Reflexiones: escritura crítica y escritura creativa. Una respuesta.


  • Francisco Font Acevedo
  • Narrador puertorriqueño

 

cancel_manoHe leído tus apuntes sobre el primer encuentro en el CIPP. Hubo dos más que tuvieron un tenor algo diferente. En éstos se abandonó la antinomia literatura vs. crítica mediática, y se incorporaron otros pretextos para dialogar sobre literatura puertorriqueña y otros temas satélites. Diría que la primera que presenciaste fue la menos fructífera a pesar de que tuvo la mayor asistencia. El proyecto original de crear en el CIPP un espacio de interlocución con miras a compilar un libro que fuera un documento de época fracasó. Difícil que no fracasara, justamente por el carácter ritual que bien destacas al final de tu comentario. Ciertamente, como me sugieren los intersticios de tu texto, estructuralmente las cipadas pretendían la recuperación de una tradición muy empobrecida dondequiera y que en estos tiempos se le adscribe el sabor avinagrado de un modernismo que nunca cristalizó plenamente en La Mallorquina. Concurro con el espíritu de tu texto: la pretensión de discutir la situación actual de la literatura actual puertorriqueña no sólo resulta inabarcable en un contexto tan reducido, sino que se derrotó a sí misma porque pasaba por alto otras formas de interlocución más solventes en la actualidad.

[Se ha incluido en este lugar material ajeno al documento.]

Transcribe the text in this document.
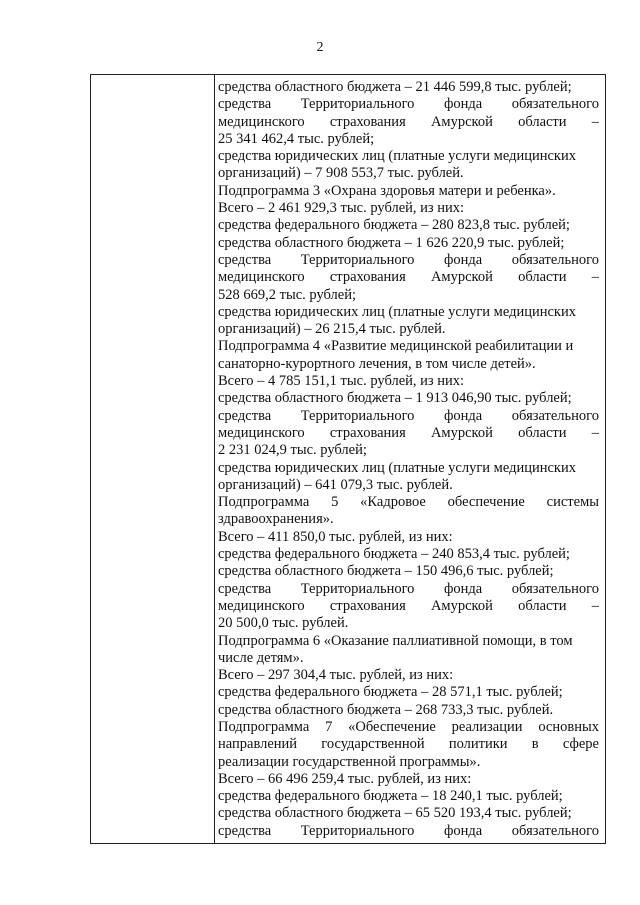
2
средства областного бюджета – 21 446 599,8 тыс. рублей;
средства Территориального фонда обязательного
медицинского страхования Амурской области –
25 341 462,4 тыс. рублей;
средства юридических лиц (платные услуги медицинских
организаций) – 7 908 553,7 тыс. рублей.
Подпрограмма 3 «Охрана здоровья матери и ребенка».
Всего – 2 461 929,3 тыс. рублей, из них:
средства федерального бюджета – 280 823,8 тыс. рублей;
средства областного бюджета – 1 626 220,9 тыс. рублей;
средства Территориального фонда обязательного
медицинского страхования Амурской области –
528 669,2 тыс. рублей;
средства юридических лиц (платные услуги медицинских
организаций) – 26 215,4 тыс. рублей.
Подпрограмма 4 «Развитие медицинской реабилитации и
санаторно-курортного лечения, в том числе детей».
Всего – 4 785 151,1 тыс. рублей, из них:
средства областного бюджета – 1 913 046,90 тыс. рублей;
средства Территориального фонда обязательного
медицинского страхования Амурской области –
2 231 024,9 тыс. рублей;
средства юридических лиц (платные услуги медицинских
организаций) – 641 079,3 тыс. рублей.
Подпрограмма 5 «Кадровое обеспечение системы
здравоохранения».
Всего – 411 850,0 тыс. рублей, из них:
средства федерального бюджета – 240 853,4 тыс. рублей;
средства областного бюджета – 150 496,6 тыс. рублей;
средства Территориального фонда обязательного
медицинского страхования Амурской области –
20 500,0 тыс. рублей.
Подпрограмма 6 «Оказание паллиативной помощи, в том
числе детям».
Всего – 297 304,4 тыс. рублей, из них:
средства федерального бюджета – 28 571,1 тыс. рублей;
средства областного бюджета – 268 733,3 тыс. рублей.
Подпрограмма 7 «Обеспечение реализации основных
направлений государственной политики в сфере
реализации государственной программы».
Всего – 66 496 259,4 тыс. рублей, из них:
средства федерального бюджета – 18 240,1 тыс. рублей;
средства областного бюджета – 65 520 193,4 тыс. рублей;
средства Территориального фонда обязательного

Sobre lo que comentas de mi intervención me parece atinado. El texto que leí era maniqueo, una suerte de exabrupto cuyo único valor fue mostrar cierto hastío e incomodar a algunos asistentes. Las formulaciones precisaban mayor ponderación. Creo que están mejor logradas en mi ensayo El gueto kitsch, pero incluso a éste tengo varios reparos que no discutiré ahora. En el fondo, leo ambos textos como ritos de paso para cristalizar un proyecto en formación. Es el mayor valor que les adscribo. Es lo que con sagacidad Piglia llama la “lectura estratégica” que practica el escritor. Una lectura comprometida con una genealogía (en mi caso, una desafiliación genealógica) que se construye el escritor para la obra que ha escrito o proyecta escribir. Lo hizo René Marqués en su antología de cuentos, lo hiciste tú con tu texto sobre la narrativa de entre siglos, lo hizo el Che Melendes en Postemporáneos y lo he hecho yo con los textos aludidos. En mi caso –y que no pretendo que sea extensivo a nadie—se trata de discriminar entre lo que entiendo que es una escritura solvente de otra que es codependiente de una proliferación mediática (e iconográfica) que hace sobresalir la persona del escritor e invisibiliza considerablemente su obra escrita. No creo que mi posición deba entenderse como una abjuración de las nuevas técnicas ni de los medios; más bien pretende subrayar la preeminencia del texto y su valor simbólico sobre todo lo demás. En fin, practicar la discreción, abrir un margen de negociación con los medios para que la obra no pierda protagonismo.

Si he añadido estos matices no es en ánimo de “corregir” ni de disentir de tu memoria sobre la cipada. Creo que tu apreciación es muy atinada.  Lo que te he escrito es una forma de rescatar el valor pretendido (aunque mal ejecutado) de la cipada: el diálogo. Es un valor que aprecio y que tengo la intención de explorar de otras formas menos ritualizadas. Ésta es una.